Assertion-based genealogy proof of concept
This is a rough, experimental proof of concept showing how an assertion-based genealogy app could work. The basic idea is that you type in the facts you know (usually from a record you’ve found), and the app pieces together the people and relationships. Here’s the video:
And a screencap:
Notes:
- I’m not very good at After Effects. (Thus the oversize mouse cursor I threw together, the less than ideal pacing, etc.)
- Overall, the idea of assertion-based genealogy continues to intrigue me. It feels simpler — I add a source and list the facts/hypotheses found in it, and the system takes care of linking it all up.
- Toward the end of the video, the mouse clicks on the first fact and it dims, and Domenico and Mariantonia disappear from the chart area. The idea here is similar to toggling a layer’s visibility in Photoshop — disable a fact to see what the chart looks like without those conclusions.
- I didn’t mock this up, but I envisioned the right (empty) sidebar being used for analysis, somewhat like my Family Analysis prototype, and for flagging errors (a father born after his child is born, a mother dying two years before she gives birth, etc.).
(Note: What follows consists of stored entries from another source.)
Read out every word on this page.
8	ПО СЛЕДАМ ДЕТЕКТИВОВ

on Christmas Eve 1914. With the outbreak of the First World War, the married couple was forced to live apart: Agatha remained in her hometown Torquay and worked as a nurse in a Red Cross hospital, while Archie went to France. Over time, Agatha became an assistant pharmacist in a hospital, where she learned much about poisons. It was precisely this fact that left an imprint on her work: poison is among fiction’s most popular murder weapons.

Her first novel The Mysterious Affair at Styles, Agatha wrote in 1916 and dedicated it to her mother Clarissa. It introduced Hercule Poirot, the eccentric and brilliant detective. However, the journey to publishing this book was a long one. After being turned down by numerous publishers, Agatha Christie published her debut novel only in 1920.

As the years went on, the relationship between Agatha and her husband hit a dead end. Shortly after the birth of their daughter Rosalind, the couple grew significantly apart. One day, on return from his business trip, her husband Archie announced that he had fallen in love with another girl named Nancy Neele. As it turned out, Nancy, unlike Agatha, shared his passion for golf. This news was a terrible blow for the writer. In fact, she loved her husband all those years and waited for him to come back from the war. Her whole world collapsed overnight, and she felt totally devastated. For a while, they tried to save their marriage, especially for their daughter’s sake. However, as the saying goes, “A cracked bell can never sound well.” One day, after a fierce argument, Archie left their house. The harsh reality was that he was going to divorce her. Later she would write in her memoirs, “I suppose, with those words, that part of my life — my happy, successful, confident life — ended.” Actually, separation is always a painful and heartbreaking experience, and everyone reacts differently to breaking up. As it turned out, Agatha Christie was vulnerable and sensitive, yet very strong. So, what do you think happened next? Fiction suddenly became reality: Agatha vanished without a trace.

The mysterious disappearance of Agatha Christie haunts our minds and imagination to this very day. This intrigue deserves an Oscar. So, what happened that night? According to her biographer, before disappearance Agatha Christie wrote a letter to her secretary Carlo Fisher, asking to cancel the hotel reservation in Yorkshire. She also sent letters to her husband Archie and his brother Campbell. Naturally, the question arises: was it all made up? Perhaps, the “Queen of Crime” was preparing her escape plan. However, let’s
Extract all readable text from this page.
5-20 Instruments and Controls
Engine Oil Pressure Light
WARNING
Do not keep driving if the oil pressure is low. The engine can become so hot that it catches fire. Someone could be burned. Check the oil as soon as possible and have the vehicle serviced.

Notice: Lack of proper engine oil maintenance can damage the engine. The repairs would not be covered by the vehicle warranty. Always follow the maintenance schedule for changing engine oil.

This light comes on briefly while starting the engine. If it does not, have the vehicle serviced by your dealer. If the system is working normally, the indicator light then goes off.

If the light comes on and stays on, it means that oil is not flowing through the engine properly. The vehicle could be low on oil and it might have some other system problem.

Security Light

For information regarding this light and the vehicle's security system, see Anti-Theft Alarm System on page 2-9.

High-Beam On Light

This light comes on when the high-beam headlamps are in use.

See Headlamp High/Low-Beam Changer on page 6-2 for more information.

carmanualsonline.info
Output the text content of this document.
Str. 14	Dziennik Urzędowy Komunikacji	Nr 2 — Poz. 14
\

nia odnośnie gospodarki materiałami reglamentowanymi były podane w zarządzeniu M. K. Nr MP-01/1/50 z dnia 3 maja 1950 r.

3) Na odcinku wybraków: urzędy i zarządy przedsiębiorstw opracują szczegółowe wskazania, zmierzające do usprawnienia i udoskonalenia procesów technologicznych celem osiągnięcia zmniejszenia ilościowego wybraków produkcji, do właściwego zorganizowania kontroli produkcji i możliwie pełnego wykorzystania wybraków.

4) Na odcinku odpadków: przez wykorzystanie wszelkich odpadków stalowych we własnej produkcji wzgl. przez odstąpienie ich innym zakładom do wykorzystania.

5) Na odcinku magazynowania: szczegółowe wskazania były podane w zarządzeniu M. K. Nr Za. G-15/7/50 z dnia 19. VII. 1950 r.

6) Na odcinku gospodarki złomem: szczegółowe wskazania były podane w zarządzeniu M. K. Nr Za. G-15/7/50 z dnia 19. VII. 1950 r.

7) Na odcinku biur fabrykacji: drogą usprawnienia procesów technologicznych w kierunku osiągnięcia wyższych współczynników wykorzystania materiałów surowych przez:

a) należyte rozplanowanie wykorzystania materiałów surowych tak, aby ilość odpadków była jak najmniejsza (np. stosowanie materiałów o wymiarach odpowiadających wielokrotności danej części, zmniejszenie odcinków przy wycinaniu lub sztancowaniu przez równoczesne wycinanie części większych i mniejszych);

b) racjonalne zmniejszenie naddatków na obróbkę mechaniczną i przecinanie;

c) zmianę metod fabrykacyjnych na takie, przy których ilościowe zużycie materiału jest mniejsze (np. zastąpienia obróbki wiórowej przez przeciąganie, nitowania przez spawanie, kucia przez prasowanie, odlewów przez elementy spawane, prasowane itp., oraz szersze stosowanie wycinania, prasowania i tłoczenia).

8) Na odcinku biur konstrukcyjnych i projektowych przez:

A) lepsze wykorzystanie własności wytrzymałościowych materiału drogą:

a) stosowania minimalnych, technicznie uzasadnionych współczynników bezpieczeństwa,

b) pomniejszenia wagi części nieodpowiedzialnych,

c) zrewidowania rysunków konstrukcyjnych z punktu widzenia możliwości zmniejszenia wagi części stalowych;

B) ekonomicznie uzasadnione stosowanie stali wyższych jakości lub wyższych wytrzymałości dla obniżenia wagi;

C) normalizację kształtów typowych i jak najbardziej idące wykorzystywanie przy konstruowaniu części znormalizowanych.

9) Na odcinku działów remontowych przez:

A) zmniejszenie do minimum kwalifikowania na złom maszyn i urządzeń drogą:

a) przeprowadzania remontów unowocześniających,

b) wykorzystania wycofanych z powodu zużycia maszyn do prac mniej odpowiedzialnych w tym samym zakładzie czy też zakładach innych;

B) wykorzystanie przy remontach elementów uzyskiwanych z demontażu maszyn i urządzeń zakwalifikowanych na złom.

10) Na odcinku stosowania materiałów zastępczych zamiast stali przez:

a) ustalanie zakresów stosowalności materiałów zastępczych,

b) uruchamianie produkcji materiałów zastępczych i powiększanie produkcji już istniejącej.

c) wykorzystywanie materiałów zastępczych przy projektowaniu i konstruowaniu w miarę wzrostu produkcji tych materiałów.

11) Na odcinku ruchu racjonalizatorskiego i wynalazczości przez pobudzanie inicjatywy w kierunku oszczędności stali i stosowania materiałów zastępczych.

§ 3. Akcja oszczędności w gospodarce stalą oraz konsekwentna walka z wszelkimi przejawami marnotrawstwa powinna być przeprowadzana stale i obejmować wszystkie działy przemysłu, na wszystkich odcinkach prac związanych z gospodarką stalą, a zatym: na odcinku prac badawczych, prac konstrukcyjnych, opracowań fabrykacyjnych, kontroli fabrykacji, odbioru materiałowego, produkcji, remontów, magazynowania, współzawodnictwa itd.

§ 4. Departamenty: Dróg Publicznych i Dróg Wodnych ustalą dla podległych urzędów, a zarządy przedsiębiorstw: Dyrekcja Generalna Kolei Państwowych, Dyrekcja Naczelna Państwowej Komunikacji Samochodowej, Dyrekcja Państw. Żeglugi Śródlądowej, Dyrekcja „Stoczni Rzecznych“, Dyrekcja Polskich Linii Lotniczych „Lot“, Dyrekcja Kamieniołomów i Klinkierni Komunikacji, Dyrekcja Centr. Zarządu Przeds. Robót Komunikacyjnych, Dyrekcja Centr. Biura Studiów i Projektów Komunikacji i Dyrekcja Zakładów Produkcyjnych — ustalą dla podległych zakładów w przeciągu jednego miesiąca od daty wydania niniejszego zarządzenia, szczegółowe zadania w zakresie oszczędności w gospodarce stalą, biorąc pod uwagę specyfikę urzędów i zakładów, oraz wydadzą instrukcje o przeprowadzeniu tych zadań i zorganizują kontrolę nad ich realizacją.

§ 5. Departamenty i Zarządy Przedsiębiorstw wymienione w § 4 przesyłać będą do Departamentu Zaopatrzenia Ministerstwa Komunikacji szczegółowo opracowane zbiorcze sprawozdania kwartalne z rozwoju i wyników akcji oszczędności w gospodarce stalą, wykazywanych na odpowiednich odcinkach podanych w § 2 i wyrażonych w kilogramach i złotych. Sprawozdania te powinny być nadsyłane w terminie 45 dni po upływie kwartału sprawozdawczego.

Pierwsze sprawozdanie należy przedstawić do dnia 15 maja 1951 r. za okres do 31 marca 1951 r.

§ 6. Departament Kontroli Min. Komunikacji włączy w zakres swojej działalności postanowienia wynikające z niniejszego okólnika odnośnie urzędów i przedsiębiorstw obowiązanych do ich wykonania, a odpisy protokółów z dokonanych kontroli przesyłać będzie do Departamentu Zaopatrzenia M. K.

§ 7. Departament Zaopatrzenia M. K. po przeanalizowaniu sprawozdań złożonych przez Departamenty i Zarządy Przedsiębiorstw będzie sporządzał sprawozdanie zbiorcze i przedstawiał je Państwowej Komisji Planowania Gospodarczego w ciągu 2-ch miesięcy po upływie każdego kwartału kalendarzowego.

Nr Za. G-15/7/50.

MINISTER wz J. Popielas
Experimental family pedigree
This experiment takes the style introduced in January and uses it for a family pedigree (this time with real names and dates from my Italian side in Morrone del Sannio):
Three generations would have been better than four (mostly because of spacing). There’s also a bit of redundancy — people on the main lines show up twice, once as a child and once as a father/mother. Overall, though, I like being able to see the children of each family across multiple generations.
Census source tracker
A few weeks ago the FamilySearch blog posted about Source Tracker, a web app that hooks into FamilySearch and shows you which U.S. censuses your ancestors should have been in, and (more importantly) which ones have already been sourced. For example:
Yes, please. It’s brilliant. And it makes it really, really easy to see where the holes are — in mine, for example, you can see that I need to find Mary Louise Chambers in the 1880, 1930, and 1940 censuses. Clicking the magnifying glass takes you to a search for that person in that census. I’ve spent a fair amount of time these past couple weeks going through and hunting people down in the censuses (and I still have a lot to do, as you can see).